As of May 21st, Wasatch County is now in the Low Risk or better known as the Yellow phase.
We are still open and scheduling visits, including: well visits, med checks, immunization visits, and sick visits. If your child missed a wellness visit over the past couple months please give us a call and we can get you caught up.
Few things to remember:
- Med checks and a select few sick visits may be done via Telehealth.
- Sick visits will be separated from all other appointments by time and location within our office.
- Face masks are not required but encouraged for all visitors 2 years old and up.
- All of our staff will be wearing masks and taking precautions such as frequent hand washing.
- Please only bring the scheduled child and guardian to your visit.
- Patients are roomed immediately after checking in to help reduce time in the waiting room.
- Hand sanitizer is placed outside of our door, please apply some to your hands before entering the office.
Heber Valley Pediatrics is committed to the well-being of all children and to providing the safest environment for patients, employees, physicians and our community. We are dedicated to providing you with the most informative and accurate information.
FAQ about COVID-19
Where did this virus come from? Coronaviruses are a large family of viruses. Some of these can cause sickness in people and others only in animals. Very rarely, coronaviruses that infect animals can learn to infect people. This is what seems to have happened with the virus that causes COVID-19.
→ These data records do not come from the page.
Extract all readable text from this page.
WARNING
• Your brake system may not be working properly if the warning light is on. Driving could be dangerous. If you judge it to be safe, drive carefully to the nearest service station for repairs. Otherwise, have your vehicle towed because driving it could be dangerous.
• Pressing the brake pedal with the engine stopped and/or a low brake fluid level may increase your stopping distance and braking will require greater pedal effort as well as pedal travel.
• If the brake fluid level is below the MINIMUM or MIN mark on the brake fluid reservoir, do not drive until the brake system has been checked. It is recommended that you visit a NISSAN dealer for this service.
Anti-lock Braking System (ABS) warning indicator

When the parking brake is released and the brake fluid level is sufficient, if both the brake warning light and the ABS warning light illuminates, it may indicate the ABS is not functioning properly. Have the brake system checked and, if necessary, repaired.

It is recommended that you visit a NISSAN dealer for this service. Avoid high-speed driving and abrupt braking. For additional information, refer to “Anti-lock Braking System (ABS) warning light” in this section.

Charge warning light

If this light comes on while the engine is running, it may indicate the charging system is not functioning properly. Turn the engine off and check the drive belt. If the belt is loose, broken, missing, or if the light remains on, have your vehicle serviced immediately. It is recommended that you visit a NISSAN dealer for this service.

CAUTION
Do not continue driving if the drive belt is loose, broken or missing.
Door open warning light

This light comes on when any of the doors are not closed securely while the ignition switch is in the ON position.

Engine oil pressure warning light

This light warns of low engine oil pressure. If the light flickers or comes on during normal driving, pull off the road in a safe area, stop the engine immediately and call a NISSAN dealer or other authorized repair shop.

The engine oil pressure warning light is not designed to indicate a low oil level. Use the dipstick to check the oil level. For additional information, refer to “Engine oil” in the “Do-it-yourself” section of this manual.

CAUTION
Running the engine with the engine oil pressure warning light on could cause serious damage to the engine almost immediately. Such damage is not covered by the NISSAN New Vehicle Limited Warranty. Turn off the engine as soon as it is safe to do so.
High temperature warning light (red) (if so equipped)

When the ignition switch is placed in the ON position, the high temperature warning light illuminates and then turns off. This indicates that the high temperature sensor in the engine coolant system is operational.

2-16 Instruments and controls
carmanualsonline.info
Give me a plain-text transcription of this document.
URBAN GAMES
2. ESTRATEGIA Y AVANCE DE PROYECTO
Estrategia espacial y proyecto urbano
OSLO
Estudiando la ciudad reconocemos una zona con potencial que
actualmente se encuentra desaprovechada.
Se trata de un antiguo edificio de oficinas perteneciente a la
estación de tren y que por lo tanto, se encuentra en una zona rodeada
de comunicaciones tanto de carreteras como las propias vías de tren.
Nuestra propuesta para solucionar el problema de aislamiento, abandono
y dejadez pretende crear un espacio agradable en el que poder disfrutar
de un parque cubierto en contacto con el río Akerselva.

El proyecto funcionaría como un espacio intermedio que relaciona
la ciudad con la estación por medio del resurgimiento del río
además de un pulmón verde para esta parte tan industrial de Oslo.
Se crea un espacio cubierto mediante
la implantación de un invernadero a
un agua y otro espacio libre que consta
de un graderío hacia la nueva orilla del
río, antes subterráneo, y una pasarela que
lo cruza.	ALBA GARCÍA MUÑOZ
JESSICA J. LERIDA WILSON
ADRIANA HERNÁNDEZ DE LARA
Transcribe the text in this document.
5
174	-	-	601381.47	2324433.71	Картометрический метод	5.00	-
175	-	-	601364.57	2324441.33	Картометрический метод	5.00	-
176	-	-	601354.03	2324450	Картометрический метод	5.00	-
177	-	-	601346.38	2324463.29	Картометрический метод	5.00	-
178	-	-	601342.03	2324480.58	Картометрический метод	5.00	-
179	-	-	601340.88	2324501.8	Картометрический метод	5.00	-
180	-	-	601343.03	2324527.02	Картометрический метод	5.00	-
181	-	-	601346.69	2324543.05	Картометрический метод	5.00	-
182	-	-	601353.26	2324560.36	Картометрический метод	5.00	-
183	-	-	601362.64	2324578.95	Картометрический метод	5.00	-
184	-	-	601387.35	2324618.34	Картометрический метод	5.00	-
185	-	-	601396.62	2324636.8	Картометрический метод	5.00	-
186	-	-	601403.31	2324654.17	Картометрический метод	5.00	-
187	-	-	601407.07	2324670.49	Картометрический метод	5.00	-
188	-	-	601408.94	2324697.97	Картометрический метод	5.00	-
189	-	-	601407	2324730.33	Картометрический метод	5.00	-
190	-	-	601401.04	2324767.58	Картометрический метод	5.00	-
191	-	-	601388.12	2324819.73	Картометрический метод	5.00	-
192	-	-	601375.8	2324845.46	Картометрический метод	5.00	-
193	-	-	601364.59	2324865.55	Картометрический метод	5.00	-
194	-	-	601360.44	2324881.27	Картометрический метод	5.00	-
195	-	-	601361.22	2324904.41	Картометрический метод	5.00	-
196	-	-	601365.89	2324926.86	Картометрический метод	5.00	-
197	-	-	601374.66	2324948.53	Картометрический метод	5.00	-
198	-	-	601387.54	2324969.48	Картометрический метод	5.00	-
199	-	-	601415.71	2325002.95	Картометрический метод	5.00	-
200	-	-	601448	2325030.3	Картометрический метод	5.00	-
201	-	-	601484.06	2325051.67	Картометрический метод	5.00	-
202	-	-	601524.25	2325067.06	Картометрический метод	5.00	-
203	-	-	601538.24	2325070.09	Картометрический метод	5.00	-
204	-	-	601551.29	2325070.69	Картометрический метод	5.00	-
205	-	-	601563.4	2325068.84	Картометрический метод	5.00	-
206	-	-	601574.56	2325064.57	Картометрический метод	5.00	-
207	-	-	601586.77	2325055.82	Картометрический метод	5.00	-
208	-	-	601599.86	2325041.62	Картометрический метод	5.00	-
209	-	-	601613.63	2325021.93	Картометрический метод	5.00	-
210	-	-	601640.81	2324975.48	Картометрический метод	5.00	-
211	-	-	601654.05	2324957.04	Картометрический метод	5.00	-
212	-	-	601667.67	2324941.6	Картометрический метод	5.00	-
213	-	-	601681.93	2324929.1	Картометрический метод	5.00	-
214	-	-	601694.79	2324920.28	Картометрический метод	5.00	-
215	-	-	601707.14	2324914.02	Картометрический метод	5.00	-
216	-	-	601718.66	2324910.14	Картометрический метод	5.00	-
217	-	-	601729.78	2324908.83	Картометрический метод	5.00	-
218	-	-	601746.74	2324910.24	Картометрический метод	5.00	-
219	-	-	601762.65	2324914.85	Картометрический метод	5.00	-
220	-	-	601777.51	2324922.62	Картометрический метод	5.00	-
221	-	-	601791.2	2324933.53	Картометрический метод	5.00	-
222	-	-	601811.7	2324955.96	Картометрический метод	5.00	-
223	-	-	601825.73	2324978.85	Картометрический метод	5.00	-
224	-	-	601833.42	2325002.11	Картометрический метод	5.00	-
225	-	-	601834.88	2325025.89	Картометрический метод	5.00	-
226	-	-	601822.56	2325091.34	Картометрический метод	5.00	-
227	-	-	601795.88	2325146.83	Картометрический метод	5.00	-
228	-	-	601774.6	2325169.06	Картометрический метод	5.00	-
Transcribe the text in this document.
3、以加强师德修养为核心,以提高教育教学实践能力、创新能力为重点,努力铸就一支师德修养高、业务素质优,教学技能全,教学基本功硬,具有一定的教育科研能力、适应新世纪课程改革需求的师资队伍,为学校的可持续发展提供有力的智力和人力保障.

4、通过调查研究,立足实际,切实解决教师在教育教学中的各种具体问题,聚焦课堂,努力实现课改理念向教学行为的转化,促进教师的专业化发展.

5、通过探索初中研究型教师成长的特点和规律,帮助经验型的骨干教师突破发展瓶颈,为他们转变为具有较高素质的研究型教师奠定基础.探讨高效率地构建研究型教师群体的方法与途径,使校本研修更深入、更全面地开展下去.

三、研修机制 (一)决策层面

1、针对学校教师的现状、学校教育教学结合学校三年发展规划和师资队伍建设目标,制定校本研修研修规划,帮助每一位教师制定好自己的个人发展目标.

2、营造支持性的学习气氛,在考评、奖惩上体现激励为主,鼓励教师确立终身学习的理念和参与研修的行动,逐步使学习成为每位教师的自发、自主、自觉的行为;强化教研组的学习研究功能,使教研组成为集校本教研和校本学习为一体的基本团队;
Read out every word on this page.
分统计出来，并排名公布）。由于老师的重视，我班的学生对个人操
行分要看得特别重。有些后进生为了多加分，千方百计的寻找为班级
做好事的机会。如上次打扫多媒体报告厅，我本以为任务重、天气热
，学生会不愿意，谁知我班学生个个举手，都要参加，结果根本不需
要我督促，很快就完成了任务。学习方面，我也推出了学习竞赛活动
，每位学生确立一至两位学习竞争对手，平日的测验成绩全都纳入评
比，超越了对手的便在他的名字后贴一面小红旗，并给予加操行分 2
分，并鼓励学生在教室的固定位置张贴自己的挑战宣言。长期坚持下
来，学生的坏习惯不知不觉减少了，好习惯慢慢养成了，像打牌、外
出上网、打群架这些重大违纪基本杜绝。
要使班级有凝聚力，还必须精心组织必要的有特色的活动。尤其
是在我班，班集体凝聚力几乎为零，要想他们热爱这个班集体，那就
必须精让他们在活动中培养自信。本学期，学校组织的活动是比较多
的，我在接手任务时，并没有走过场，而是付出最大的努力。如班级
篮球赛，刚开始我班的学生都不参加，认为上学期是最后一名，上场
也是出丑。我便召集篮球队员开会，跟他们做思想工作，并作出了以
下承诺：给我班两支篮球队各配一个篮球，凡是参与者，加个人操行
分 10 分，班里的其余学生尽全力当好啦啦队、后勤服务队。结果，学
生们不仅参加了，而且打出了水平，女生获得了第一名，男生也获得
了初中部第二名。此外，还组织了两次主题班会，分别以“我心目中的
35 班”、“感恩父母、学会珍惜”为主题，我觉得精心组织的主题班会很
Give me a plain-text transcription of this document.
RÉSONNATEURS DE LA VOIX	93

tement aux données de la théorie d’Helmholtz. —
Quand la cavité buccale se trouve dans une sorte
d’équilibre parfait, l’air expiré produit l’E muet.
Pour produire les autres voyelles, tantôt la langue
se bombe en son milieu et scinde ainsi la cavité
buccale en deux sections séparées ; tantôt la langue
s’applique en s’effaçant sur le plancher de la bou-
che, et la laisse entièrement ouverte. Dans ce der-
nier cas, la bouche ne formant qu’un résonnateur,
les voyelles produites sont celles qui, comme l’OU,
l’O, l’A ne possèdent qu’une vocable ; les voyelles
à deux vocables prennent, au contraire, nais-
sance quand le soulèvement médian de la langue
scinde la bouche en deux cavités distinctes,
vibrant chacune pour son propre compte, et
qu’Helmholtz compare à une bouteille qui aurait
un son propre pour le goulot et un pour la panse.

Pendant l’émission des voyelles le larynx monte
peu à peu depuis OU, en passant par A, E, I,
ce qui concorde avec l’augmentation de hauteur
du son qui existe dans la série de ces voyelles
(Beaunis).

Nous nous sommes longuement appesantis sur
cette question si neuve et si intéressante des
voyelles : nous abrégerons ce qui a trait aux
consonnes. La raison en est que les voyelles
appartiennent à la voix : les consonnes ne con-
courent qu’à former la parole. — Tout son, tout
What are the symptoms? Symptoms can range from mild to severe. The most common are fever, cough, and shortness of breath. There also may be others, such as a sore throat or runny nose, and some people may have no symptoms at all.
How does it spread? The virus is thought to spread mainly from person-to-person, through respiratory droplets which are sprayed all around when an infected person coughs or sneezes. It is also possible that a person may catch COVID-19 by touching something that has the virus on it and then touching their own mouth, nose, or possibly their eyes.
How long can a person be contagious? The incubation period can be up to 14 days. This is the time from when someone catches a virus until the time they start to feel sick. Some people may be contagious even before they show symptoms. People should be considered contagious until their symptoms are gone and they have had at least 24 hours without fever, without taking fever medicine.
What can you do to best prevent catching or spreading a virus?
- Avoid touching your eyes, nose, and mouth.
- Cover your cough or sneeze with a tissue, then throw the tissue in the trash.
- Clean and disinfect frequently touched objects and surfaces using a regular household cleaning spray or wipes.
- Wash your hands often with soap and water for at least 20 seconds. If soap and water are not readily available, use an alcohol-based hand sanitizer with at least 60% alcohol.
- Vaccinations – Stay up to date on vaccinations, including the flu shot.
- Avoid close contact with people who are sick. Stay at least 6 feet away from anyone showing obvious symptoms. Avoid traveling to areas where the virus is spreading rapidly.
- Stay home when you are sick.
Should I wear a mask to protect myself? People who are well should not be wearing a facemask, because it is not designed to protect the person who is wearing it. Regular facemasks should be worn by people who are sick with COVID-19 to help prevent the spread of the disease to others. The use of a special N95 facemask is only recommended for health workers and others who are taking care of someone who is sick with COVID-19 in a close setting.
What should I do if I think I have Coronavirus or if I think I have been exposed?
If you are feeling sick, you should stay at home, avoid public places, and self-monitor for 14 days from the time you think you were exposed. If you develop fever or any other symptoms, you should contact your local health department for further instructions. There is no specific treatment for COVID-19. Typical care for a mild case should be the same as would be provided for a flu-like sickness.